Failure to file written objections to the proposed findings and advisements in the Magistrate Judge's Recommendation shall bar the party from a de novo determination by the District Court of issues covered in the Recommendation and shall bar the party from attacking on appeal factual findings in the Recommendation accepted or adopted by the District Court except upon grounds of plain error or manifest injustice. Nettles v. Wainwright, 677 F.2d 404 (5th Cir. 1982). See Stein v. Reynolds Securities, Inc., 667 F.2d 33 (11th Cir. 1982). See also Bonner v. City of Prichard, 661 F.2d 1206 (11th Cir. 1981, en banc), adopting as binding precedent all of the decisions of the former Fifth Circuit handed down prior to the close of business on September 30, 1981.

FootNotes


1. The law is well settled that a pro se inmate's petition is deemed filed the date it is delivered to prison officials for mailing. Houston v. Lack, 487 U.S. 266, 271-272 (1988); Adams v. United States, 173 F.3d 1339, 1340-41 (11th Cir. 1999); Garvey v. Vaughn, 993 F.2d 776, 780 (11th Cir. 1993). Although the court received the instant habeas petition on November 21, 2011, a review of the petition indicates that Leroy submitted it to prison officials for mailing November 13, 2011. Petition for Writ of Habeas Corpus Relief — Doc. No. 1 at 15. In light of the foregoing, the court considers November 13, 2011 as the date of filing.
2. Subsection (d) was added by the Anti-Terrorism and Effective Death Penalty Act of 1996 (the "AEDPA"). This Act became effective on April 24, 1996.
3. The Rule 32 petition establishes that Leroy executed the petition on March 3, 2011. Thus, this date is the earliest date on which Leroy could have submitted the petition to prison officials for mailing. Respondents' Exhibit D — Doc. No. 10-4 at 7. As previously noted, a pro se inmate's petition is deemed filed in federal cases the date it is delivered to prison officials for mailing.
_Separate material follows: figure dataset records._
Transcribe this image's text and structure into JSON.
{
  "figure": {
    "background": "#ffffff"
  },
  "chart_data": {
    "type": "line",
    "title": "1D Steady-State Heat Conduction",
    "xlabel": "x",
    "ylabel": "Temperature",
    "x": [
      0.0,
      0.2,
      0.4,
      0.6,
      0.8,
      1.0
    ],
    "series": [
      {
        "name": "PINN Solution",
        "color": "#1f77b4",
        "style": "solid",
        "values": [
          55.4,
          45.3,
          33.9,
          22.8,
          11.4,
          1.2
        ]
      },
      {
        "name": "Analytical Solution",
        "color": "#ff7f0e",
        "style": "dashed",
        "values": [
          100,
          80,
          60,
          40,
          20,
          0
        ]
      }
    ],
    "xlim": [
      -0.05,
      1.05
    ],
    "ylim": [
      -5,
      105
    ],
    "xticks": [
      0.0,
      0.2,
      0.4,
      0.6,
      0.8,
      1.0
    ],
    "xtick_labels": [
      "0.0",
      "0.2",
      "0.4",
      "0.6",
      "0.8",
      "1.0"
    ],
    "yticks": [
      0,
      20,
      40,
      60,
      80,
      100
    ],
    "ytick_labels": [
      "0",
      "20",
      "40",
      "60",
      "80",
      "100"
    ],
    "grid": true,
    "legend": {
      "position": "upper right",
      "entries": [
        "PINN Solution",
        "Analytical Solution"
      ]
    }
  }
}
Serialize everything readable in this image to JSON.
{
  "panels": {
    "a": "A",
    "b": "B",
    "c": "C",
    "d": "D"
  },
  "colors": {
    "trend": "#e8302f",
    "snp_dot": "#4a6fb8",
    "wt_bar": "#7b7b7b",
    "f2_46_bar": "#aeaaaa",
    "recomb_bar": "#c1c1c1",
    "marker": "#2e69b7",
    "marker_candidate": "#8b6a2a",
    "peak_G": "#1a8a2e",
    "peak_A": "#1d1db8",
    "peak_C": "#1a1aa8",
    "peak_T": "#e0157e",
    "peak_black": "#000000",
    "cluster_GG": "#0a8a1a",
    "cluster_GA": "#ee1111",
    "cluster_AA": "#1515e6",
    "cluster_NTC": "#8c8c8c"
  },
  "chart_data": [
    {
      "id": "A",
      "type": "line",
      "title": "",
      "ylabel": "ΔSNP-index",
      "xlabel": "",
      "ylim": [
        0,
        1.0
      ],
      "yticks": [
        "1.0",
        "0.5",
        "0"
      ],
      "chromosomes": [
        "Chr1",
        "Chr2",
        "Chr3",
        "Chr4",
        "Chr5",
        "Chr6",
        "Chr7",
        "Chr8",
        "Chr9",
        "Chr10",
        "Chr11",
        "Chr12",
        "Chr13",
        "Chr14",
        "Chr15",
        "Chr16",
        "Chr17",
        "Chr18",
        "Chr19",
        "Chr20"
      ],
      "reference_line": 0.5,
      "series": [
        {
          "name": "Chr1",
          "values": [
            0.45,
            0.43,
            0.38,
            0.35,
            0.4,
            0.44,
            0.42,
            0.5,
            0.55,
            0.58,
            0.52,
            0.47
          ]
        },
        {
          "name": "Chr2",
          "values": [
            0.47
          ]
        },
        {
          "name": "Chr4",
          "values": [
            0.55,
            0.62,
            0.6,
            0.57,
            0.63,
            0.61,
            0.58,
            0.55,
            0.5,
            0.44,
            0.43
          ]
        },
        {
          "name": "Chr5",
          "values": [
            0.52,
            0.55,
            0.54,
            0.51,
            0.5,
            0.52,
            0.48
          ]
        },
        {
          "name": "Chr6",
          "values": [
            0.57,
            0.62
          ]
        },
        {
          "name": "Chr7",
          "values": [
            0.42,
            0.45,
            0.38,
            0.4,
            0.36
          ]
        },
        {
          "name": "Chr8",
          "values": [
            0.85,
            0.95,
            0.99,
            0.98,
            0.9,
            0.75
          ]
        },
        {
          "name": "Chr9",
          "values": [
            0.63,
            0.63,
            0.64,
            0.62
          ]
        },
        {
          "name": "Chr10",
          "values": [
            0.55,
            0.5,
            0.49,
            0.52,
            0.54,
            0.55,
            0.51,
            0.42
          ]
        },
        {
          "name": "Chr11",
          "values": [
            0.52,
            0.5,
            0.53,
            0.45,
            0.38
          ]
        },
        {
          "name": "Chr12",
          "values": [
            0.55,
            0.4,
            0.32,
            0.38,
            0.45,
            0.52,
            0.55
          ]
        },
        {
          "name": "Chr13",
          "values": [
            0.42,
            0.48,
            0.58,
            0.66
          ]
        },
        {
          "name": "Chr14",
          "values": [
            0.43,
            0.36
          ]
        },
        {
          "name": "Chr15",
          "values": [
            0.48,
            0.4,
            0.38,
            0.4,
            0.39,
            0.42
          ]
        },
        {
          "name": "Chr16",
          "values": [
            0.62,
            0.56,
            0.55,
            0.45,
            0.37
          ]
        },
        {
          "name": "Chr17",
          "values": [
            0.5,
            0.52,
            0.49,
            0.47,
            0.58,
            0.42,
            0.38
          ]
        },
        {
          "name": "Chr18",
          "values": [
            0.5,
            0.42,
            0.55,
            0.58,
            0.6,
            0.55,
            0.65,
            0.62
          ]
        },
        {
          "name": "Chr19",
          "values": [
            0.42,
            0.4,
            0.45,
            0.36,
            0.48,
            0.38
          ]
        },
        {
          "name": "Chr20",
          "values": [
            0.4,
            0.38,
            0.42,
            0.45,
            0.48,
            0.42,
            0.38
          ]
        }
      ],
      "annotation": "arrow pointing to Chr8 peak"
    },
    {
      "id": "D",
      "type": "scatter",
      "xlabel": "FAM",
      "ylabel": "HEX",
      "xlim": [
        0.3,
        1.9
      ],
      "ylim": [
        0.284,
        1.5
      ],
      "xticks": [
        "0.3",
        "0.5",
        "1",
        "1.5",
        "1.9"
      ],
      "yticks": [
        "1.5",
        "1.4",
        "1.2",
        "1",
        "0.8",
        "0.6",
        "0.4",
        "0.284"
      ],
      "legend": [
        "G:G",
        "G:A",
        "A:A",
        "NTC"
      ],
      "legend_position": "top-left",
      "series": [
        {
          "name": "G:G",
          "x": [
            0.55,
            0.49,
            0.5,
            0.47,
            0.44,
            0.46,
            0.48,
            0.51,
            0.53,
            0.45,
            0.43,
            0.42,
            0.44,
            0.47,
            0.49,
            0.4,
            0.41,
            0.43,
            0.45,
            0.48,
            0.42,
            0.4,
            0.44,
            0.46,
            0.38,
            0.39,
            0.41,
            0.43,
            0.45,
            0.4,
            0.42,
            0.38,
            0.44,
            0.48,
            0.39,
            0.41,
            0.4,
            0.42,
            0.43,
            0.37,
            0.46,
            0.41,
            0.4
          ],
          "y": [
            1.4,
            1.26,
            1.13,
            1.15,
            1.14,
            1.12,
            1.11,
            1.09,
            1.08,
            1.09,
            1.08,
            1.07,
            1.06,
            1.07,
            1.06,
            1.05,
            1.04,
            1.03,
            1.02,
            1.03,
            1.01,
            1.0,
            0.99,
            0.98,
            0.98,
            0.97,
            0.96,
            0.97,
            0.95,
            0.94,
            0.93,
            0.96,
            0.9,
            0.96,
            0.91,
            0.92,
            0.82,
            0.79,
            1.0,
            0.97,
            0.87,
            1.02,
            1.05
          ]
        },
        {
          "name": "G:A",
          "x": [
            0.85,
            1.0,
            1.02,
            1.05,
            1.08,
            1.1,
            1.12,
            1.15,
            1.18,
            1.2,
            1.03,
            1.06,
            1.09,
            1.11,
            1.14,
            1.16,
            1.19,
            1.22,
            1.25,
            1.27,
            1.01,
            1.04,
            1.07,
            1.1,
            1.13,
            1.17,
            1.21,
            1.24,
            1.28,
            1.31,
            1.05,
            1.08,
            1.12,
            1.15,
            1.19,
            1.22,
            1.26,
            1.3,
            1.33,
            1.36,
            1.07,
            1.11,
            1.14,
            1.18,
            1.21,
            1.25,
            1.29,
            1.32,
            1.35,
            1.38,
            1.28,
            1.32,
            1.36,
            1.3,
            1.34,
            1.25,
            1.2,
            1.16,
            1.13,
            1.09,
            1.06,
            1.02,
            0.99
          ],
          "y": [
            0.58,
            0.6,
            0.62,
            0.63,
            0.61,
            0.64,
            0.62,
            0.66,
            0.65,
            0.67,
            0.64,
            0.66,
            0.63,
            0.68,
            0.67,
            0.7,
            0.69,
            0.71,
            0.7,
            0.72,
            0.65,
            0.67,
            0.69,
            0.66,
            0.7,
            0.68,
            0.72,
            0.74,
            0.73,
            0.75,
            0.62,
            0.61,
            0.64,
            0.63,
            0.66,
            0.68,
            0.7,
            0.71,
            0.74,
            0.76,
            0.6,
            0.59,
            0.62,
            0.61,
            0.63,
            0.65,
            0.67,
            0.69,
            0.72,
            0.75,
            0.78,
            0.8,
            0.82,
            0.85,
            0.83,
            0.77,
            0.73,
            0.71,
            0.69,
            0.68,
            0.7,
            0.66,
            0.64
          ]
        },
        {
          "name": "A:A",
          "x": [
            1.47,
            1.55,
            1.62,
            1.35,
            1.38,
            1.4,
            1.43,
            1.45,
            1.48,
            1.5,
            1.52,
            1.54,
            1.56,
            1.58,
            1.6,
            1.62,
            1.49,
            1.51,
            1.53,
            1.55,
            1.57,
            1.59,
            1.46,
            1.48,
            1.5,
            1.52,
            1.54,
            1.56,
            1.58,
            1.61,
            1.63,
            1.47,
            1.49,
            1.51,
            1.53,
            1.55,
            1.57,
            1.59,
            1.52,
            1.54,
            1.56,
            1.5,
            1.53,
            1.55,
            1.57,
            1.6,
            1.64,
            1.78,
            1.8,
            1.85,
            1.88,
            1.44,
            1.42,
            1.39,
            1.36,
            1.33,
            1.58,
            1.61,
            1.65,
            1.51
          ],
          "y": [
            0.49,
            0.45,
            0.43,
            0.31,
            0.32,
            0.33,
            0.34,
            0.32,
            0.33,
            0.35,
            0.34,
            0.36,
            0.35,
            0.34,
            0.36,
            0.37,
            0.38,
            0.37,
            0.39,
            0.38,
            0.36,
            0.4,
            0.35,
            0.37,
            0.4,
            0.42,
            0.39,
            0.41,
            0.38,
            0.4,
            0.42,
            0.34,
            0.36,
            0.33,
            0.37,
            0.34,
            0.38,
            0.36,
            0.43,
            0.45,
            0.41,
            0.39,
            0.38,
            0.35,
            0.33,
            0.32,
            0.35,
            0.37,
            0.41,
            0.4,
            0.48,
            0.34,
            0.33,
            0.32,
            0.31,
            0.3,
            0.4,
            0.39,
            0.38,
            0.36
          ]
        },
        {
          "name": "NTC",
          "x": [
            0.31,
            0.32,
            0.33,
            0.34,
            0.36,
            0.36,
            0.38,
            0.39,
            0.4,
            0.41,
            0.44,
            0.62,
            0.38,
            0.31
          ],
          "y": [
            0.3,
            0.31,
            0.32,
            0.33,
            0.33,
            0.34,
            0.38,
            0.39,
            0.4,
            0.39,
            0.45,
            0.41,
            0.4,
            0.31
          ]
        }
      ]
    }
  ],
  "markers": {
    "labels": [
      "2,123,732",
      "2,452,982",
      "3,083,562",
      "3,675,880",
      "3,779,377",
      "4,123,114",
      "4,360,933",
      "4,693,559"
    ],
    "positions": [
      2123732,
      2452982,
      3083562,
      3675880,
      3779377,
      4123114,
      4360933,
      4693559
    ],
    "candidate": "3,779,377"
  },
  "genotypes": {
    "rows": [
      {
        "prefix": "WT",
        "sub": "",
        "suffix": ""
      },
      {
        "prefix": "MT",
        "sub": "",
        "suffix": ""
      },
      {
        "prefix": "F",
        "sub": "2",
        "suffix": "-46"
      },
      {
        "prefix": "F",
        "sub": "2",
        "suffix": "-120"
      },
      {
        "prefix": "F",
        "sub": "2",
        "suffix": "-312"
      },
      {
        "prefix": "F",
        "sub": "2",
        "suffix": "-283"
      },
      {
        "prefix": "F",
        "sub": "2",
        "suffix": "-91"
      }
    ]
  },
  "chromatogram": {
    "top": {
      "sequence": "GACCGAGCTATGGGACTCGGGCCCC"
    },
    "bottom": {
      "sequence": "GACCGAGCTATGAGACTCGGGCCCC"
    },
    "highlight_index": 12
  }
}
Houston, 487 U.S. at 271-272. "Alabama courts have [adopted the mailbox rule and] held that a pro se incarcerated petitioner/appellant is considered to have `filed' a Rule 32 petition, a notice of appeal, or a petition for a writ of certiorari when those documents are given to prison officials for mailing." Ex parte Allen, 825 So.2d 271, 272 (Ala. 2002); Holland v. State, 621 So.2d 373, 375 (Ala.Crim.App. 1993) ("[A] pro se incarcerated petitioner `files' a Rule 32 petition when he hands the petition over to prison authorities for mailing."). Consequently, the prison mailbox rule applies to pro se Rule 32 petitions filed in the state courts of Alabama and March 3, 2011 is therefore the appropriate date of filing for Leroy's Rule 32 petition.
4. The records of the state courts demonstrate that the Rule 32 petition was deemed untimely as to all claims presented by Leroy with the exception of the claim that his sentence was not authorized by law, a jurisdictional claim which is not subject to the state period of limitation. See Rule 32.2(c), Ala.R.Cr.P. With respect to this claim, the Alabama Court of Criminal Appeals determined that the claim lacked merit. Respondents' Exhibit C — Doc. No. 10-3 at 3.
5. Leroy advises that he retained counsel to represent him on direct appeal of his conviction. Petitioner's Response — Doc. No. 14 at 2.
6. In computing the federal period of limitation, "exclude the day of the event that triggers the period[.]" Rule 6(a)(1)(A), Federal Rules of Civil Procedure.
7. Leroy identifies the documents at issue as the sentencing order, plea agreement, guilty plea transcript, indictment, suppression hearing transcript and briefs filed on direct appeal. Petitioner's Response
8. These same conclusions are equally applicable to Leroy's ability to properly file a state post-conviction petition challenging his conviction.